De lever, vroeger voor de hoofdbron der chronische huidziekten gehouden, brengt met zekerheid slechts geelzucht en plaatselijke verkleuringen te weeg. Nog minder is omtrent den invloed der milt op het ontstaan der huidziekten bekend.

Bij acute buikvliesontsteking ontstaat dikwijls gierstuitslag.

De aandoeningen der piswerktuigen, inzonderheid alle ziekten met terughouding der pisbestanddeelen, plegen in acute gevallen van lichen, petechiae, oedema, gangraena der huid; in chronische van oedema, zweren, lichen, chronisch eczema, pemphigus, prurigo vergezeld te zijn (zoogen. uroplanische uitslagen).

Ziekten der geslachtswerktuigen zijn dikwijls gepaard met uitslagen aan de genitalia, de dijen, den neus. De ontwikkeling der menstruatie, stoornissen der menstruatie of de tijd voor het intreden der menstruatie zijn dikwijls van verschillende ligte uitslagen vergezeld of verergeren reeds bestaande.

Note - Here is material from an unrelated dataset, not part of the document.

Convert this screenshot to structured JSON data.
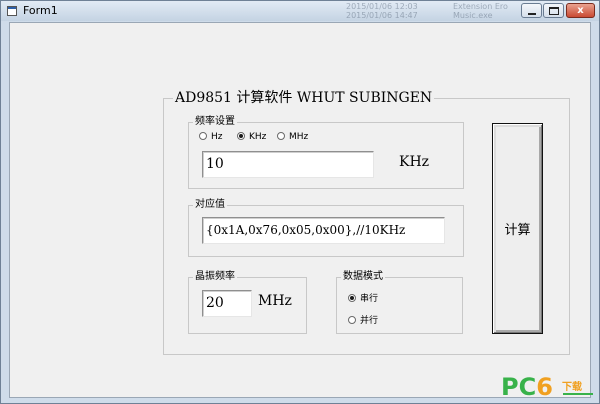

De zwangerschap geeft dikwijls aanleiding tot het ontstaan van

ligte huiduitslagen, terwijl andere chronische somtijds gedurende haren duur verdwijnen.

T. Oorzaken van stoornissen der huid gelegen in ziekelijke verhouding der constitutie.

Naauwelijks een ander orgaan is zoo gevoelig voor ziekten der constitutie, ten minste voor vele vormen derzelve, als de huid. Soms vertoont zij slechts afwijkingen der kleur, veerkracht, spanning, bloedrijkheid, verrigtingsuiting, soms ontwikkelen zich in dezelve zelfstandige plaatselijke processen. De laatsten zijn bij de eene ziekte der constitutie standvastiger en karakteristieker, bij de andere minder regelmatig en van eenen minder bepaalden vorm. Doch er bestaat geene afwijking der constitutie, welke niet ten minste nu en dan stoornissen der huid te weeg bragt of daarvan vergezeld werd. Zeer dikwijls ondersteunt ook het bestaan eener afwijking der constitutie, bijv. eene plethora, de ontwikkeling van huidziekten, welke voor het naast door andere oorzaken worden te weeg gebragt. Het is derhalve bij elke huidziekte, vooral bij eene hardnekkige noodzakelijk, naauwkeurig naar afwijkingen der constitutie te zoeken, dewijl de opheffing daarvan de grondige genezing der huidziekte, ook wanneer deze niet alleen door de afwijking der constitutie wordt te weeg gebragt, wezenlijk gemakkelijker en somtijds alleen mogelijk maakt. Men heeft ook van eene huidziekten-diathesis gesproken en daaronder die gevallen verstaan, waarin zonder eene bepaalde algemeene ziekte chronische uitslagen hardnekkig en met gestadige recidieven, voornamelijk ook op verschillende plaatsen der huid bestaan, bij hun verdwijnen verscheidene, echter niet bepaald karakteristieke bezwaren intreden, die door het terugkeeren van den uitslag wijken. Althans is de vraag, of hier de ziekte oorspronkelijk in anomale verhoudingen der huid of der algemeene gesteldheid haren grond heeft, niet beslist.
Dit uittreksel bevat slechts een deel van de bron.